Die in Pflanzen der Gattung Chondrodendron vorkommende quartäre Ammoniumverbindung D-Tubocurarin ist Bestandteil des Curare-Pfeilgiftes.

Die Alkaloide Sanguinarin, Chelerythrin (z. B. im Schöllkraut vorkommend) und Berberin (z.
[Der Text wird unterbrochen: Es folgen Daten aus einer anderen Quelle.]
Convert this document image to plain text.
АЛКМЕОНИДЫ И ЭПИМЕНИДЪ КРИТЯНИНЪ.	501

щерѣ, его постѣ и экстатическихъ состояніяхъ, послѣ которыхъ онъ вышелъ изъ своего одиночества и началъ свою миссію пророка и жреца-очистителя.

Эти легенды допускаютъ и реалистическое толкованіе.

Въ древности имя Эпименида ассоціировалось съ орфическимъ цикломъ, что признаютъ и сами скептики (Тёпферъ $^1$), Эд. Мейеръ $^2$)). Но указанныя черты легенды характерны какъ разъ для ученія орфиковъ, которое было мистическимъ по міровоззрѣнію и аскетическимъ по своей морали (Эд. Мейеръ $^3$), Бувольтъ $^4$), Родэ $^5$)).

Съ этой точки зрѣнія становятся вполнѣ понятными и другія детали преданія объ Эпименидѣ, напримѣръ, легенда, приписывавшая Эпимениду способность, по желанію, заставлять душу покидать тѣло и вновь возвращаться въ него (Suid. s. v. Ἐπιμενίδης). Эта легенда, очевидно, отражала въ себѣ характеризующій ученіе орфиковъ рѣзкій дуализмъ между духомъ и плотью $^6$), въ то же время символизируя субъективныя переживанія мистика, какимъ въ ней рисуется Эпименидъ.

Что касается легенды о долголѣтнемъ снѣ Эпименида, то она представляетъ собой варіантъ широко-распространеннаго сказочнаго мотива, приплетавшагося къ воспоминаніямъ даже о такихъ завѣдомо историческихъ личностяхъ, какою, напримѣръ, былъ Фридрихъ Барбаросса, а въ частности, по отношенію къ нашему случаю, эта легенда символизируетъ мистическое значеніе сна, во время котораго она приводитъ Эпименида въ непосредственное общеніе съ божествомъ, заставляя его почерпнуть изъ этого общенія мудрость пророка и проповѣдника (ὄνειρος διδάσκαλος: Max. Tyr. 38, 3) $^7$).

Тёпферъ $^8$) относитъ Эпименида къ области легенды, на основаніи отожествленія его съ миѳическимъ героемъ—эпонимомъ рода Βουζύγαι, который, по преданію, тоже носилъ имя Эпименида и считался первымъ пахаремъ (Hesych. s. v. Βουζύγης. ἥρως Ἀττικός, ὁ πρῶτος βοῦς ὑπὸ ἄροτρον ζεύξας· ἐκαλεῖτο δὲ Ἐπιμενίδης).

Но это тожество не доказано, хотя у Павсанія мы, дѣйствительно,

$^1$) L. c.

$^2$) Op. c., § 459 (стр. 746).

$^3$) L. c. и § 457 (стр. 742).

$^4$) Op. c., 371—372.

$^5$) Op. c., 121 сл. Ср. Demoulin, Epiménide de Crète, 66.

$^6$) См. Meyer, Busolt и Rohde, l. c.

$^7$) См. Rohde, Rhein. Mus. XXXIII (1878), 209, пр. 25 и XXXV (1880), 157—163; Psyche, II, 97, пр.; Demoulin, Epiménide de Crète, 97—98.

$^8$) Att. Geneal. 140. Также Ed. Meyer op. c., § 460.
B. in der Berberitze) weisen aufgrund ihrer quartären Struktur eine kräftige rote bzw. gelbe Farbe auf.

Nomenklatur

Neben der offiziellen IUPAC-Nomenklatur werden für die Bezeichnung quartärer Ammoniumverbindungen, besonders mit langen Alkylketten, häufig die Trivialbezeichnungen der Alkylgruppen verwendet.

Einzelnachweise

  1. Römpp Online: Quartäre Ammoniumverbindungen.
  2. L.F.Fieser / M.Fieser; In: Lehrbuch der Organischen Chemie; Verlag Chemie, Weinheim/Bergstr.; 3. Auflage, 1957, S. 248.
  3. L.F.Fieser / M.Fieser; In: Lehrbuch der Organischen Chemie; Verlag Chemie, Weinheim/Bergstr.; 3. Auflage, 1957, S. 249.
  4. L.F.Fieser / M.Fieser; In: Lehrbuch der Organischen Chemie; Verlag Chemie, Weinheim/Bergstr.; 3. Auflage, 1957, S. 260.
  5. G.Kühne und F.Martinola; In: Ionenaustauscher - ihre Beständigkeit gegen chemische und physikalische Einwirkungen; VGB Kraftwerkstechnik, 57, Heft 3, März 1977, S. 176.
  6. Gans O. et al. (2005): Grundlagen zur Risikoabschätzung für quaternäre Ammoniumverbindungen. Umweltbundesamt, Wien.